It makes me
to hear stories like yours. Some people just do not care about the consequences of their behavior. They leave a trail of emotional victims wherever they go. I believe they will be held accountable for their actions eventually, if not in this life.
Do not take ownership of everything that happened. You did not invite his abuse. No one ever asks for that. Yes, you decided to stay with him, which allowed it to continue and increase the damage but you are not the only person in the world to have done this.
It is easy for people to judge when they have not walked in your shoes. Sometimes it is difficult for people to understand and they become frustrated because they care but do not know what to do in order to "reach" you. Then there are those who measure your life and your choices according to their own standards and guidelines.
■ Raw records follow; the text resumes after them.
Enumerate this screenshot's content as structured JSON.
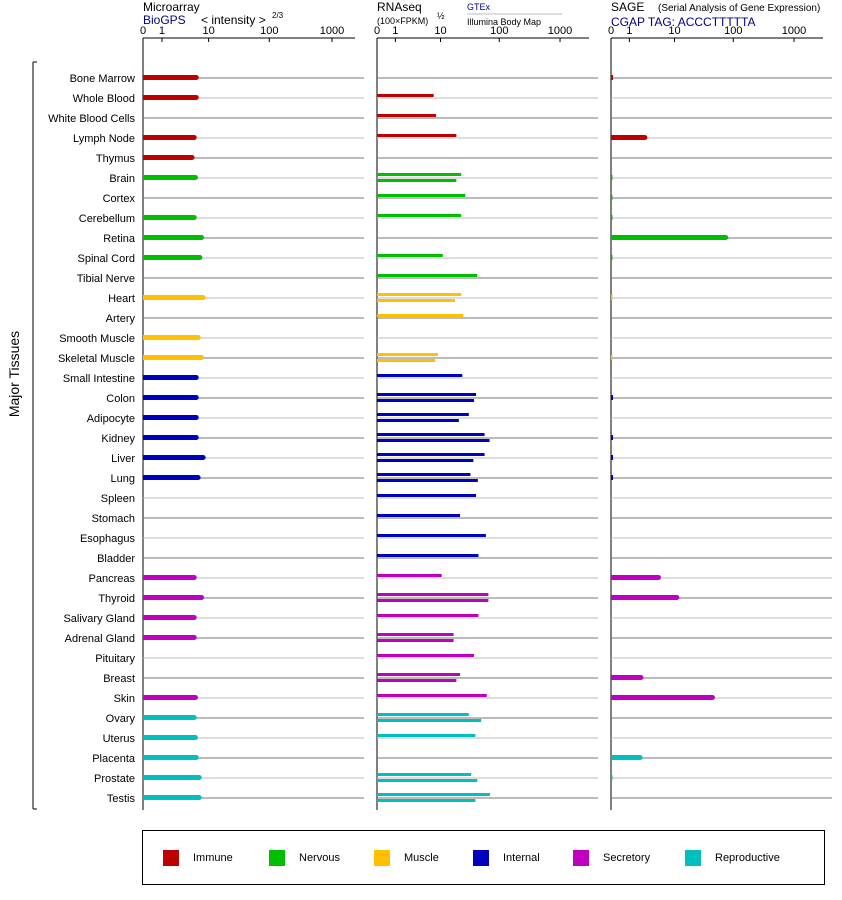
{
  "panels": {
    "microarray": {
      "title": "Microarray",
      "source_link": "BioGPS",
      "metric_label": "< intensity >",
      "metric_exponent": "2/3"
    },
    "rnaseq": {
      "title": "RNAseq",
      "unit_label": "(100×FPKM)",
      "unit_exponent": "½",
      "source_link": "GTEx",
      "source_secondary": "Illumina Body Map"
    },
    "sage": {
      "title": "SAGE",
      "subtitle": "(Serial Analysis of Gene Expression)",
      "tag_label": "CGAP TAG: ACCCTTTTTA"
    }
  },
  "side_label": "Major Tissues",
  "colors": {
    "Immune": "#bf0000",
    "Nervous": "#00bf00",
    "Muscle": "#ffc000",
    "Internal": "#0000bf",
    "Secretory": "#bf00bf",
    "Reproductive": "#00bfbf",
    "link": "#000080"
  },
  "legend": [
    {
      "label": "Immune",
      "color": "#bf0000"
    },
    {
      "label": "Nervous",
      "color": "#00bf00"
    },
    {
      "label": "Muscle",
      "color": "#ffc000"
    },
    {
      "label": "Internal",
      "color": "#0000bf"
    },
    {
      "label": "Secretory",
      "color": "#bf00bf"
    },
    {
      "label": "Reproductive",
      "color": "#00bfbf"
    }
  ],
  "chart_data": {
    "type": "bar",
    "orientation": "horizontal",
    "x_scale": "log1p",
    "x_ticks": [
      "0",
      "1",
      "10",
      "100",
      "1000"
    ],
    "x_tick_values": [
      0,
      1,
      10,
      100,
      1000
    ],
    "xlim": [
      0,
      1000
    ],
    "tissues": [
      {
        "name": "Bone Marrow",
        "group": "Immune",
        "microarray": 6.0,
        "rnaseq": [],
        "sage": 0.08
      },
      {
        "name": "Whole Blood",
        "group": "Immune",
        "microarray": 6.0,
        "rnaseq": [
          7.5
        ],
        "sage": 0
      },
      {
        "name": "White Blood Cells",
        "group": "Immune",
        "microarray": null,
        "rnaseq": [
          8.3
        ],
        "sage": 0
      },
      {
        "name": "Lymph Node",
        "group": "Immune",
        "microarray": 5.5,
        "rnaseq": [
          19
        ],
        "sage": 2.6
      },
      {
        "name": "Thymus",
        "group": "Immune",
        "microarray": 5.0,
        "rnaseq": [],
        "sage": 0
      },
      {
        "name": "Brain",
        "group": "Nervous",
        "microarray": 5.8,
        "rnaseq": [
          23,
          19
        ],
        "sage": 0.02
      },
      {
        "name": "Cortex",
        "group": "Nervous",
        "microarray": null,
        "rnaseq": [
          27
        ],
        "sage": 0.02
      },
      {
        "name": "Cerebellum",
        "group": "Nervous",
        "microarray": 5.5,
        "rnaseq": [
          23
        ],
        "sage": 0.02
      },
      {
        "name": "Retina",
        "group": "Nervous",
        "microarray": 7.5,
        "rnaseq": [],
        "sage": 75
      },
      {
        "name": "Spinal Cord",
        "group": "Nervous",
        "microarray": 7.0,
        "rnaseq": [
          11
        ],
        "sage": 0.02
      },
      {
        "name": "Tibial Nerve",
        "group": "Nervous",
        "microarray": null,
        "rnaseq": [
          43
        ],
        "sage": 0
      },
      {
        "name": "Heart",
        "group": "Muscle",
        "microarray": 8.0,
        "rnaseq": [
          23,
          18
        ],
        "sage": 0.02
      },
      {
        "name": "Artery",
        "group": "Muscle",
        "microarray": null,
        "rnaseq": [
          25
        ],
        "sage": 0
      },
      {
        "name": "Smooth Muscle",
        "group": "Muscle",
        "microarray": 6.5,
        "rnaseq": [],
        "sage": 0
      },
      {
        "name": "Skeletal Muscle",
        "group": "Muscle",
        "microarray": 7.5,
        "rnaseq": [
          9.0,
          8.0
        ],
        "sage": 0.02
      },
      {
        "name": "Small Intestine",
        "group": "Internal",
        "microarray": 6.0,
        "rnaseq": [
          24
        ],
        "sage": 0
      },
      {
        "name": "Colon",
        "group": "Internal",
        "microarray": 6.0,
        "rnaseq": [
          41,
          38
        ],
        "sage": 0.08
      },
      {
        "name": "Adipocyte",
        "group": "Internal",
        "microarray": 6.0,
        "rnaseq": [
          31,
          21
        ],
        "sage": 0
      },
      {
        "name": "Kidney",
        "group": "Internal",
        "microarray": 6.0,
        "rnaseq": [
          57,
          69
        ],
        "sage": 0.08
      },
      {
        "name": "Liver",
        "group": "Internal",
        "microarray": 8.0,
        "rnaseq": [
          57,
          37
        ],
        "sage": 0.08
      },
      {
        "name": "Lung",
        "group": "Internal",
        "microarray": 6.5,
        "rnaseq": [
          33,
          44
        ],
        "sage": 0.08
      },
      {
        "name": "Spleen",
        "group": "Internal",
        "microarray": null,
        "rnaseq": [
          41
        ],
        "sage": 0
      },
      {
        "name": "Stomach",
        "group": "Internal",
        "microarray": null,
        "rnaseq": [
          22
        ],
        "sage": 0
      },
      {
        "name": "Esophagus",
        "group": "Internal",
        "microarray": null,
        "rnaseq": [
          60
        ],
        "sage": 0
      },
      {
        "name": "Bladder",
        "group": "Internal",
        "microarray": null,
        "rnaseq": [
          45
        ],
        "sage": 0
      },
      {
        "name": "Pancreas",
        "group": "Secretory",
        "microarray": 5.5,
        "rnaseq": [
          10.5
        ],
        "sage": 5.0
      },
      {
        "name": "Thyroid",
        "group": "Secretory",
        "microarray": 7.5,
        "rnaseq": [
          66,
          66
        ],
        "sage": 11
      },
      {
        "name": "Salivary Gland",
        "group": "Secretory",
        "microarray": 5.5,
        "rnaseq": [
          45
        ],
        "sage": 0
      },
      {
        "name": "Adrenal Gland",
        "group": "Secretory",
        "microarray": 5.5,
        "rnaseq": [
          17,
          17
        ],
        "sage": 0
      },
      {
        "name": "Pituitary",
        "group": "Secretory",
        "microarray": null,
        "rnaseq": [
          38
        ],
        "sage": 0
      },
      {
        "name": "Breast",
        "group": "Secretory",
        "microarray": null,
        "rnaseq": [
          22,
          19
        ],
        "sage": 2.1
      },
      {
        "name": "Skin",
        "group": "Secretory",
        "microarray": 5.8,
        "rnaseq": [
          62
        ],
        "sage": 45
      },
      {
        "name": "Ovary",
        "group": "Reproductive",
        "microarray": 5.5,
        "rnaseq": [
          31,
          50
        ],
        "sage": 0
      },
      {
        "name": "Uterus",
        "group": "Reproductive",
        "microarray": 5.8,
        "rnaseq": [
          40
        ],
        "sage": 0
      },
      {
        "name": "Placenta",
        "group": "Reproductive",
        "microarray": 6.0,
        "rnaseq": [],
        "sage": 2.0
      },
      {
        "name": "Prostate",
        "group": "Reproductive",
        "microarray": 6.8,
        "rnaseq": [
          34,
          43
        ],
        "sage": 0.02
      },
      {
        "name": "Testis",
        "group": "Reproductive",
        "microarray": 6.8,
        "rnaseq": [
          70,
          40
        ],
        "sage": 0
      }
    ]
  }
}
But let's not forget those who genuinely want to help and we react to them with anger because we'd rather repress it than deal with it.
Because of his own issues, lack of control and lack of human sensitivity, you suffered as a consequence. Because of you making the decisions as only you knew how at the time, you are suffering the consequences. But you have removed yourself from the situation and although you are still paying the price, you are in a better place than where you were. You need to forgive yourself and move on. Who cares what other people think!
You take these feelings with you wherever you go. Moving away,changing your number and not thinking about it does not heal you. There will always be something to remind you of the past. You have to face it head on and accept then let go of what happened.
In order to get rid of the resentment, we have to accept the things we cannot change, have the courage to change the things that we can change, and seek for wisdom to know the difference.
It is hard to let go of the past when the pain that you still feel today is living inside you. You need to process it and get it out or it will continue to eat you up inside. Have you had counseling to help you with this?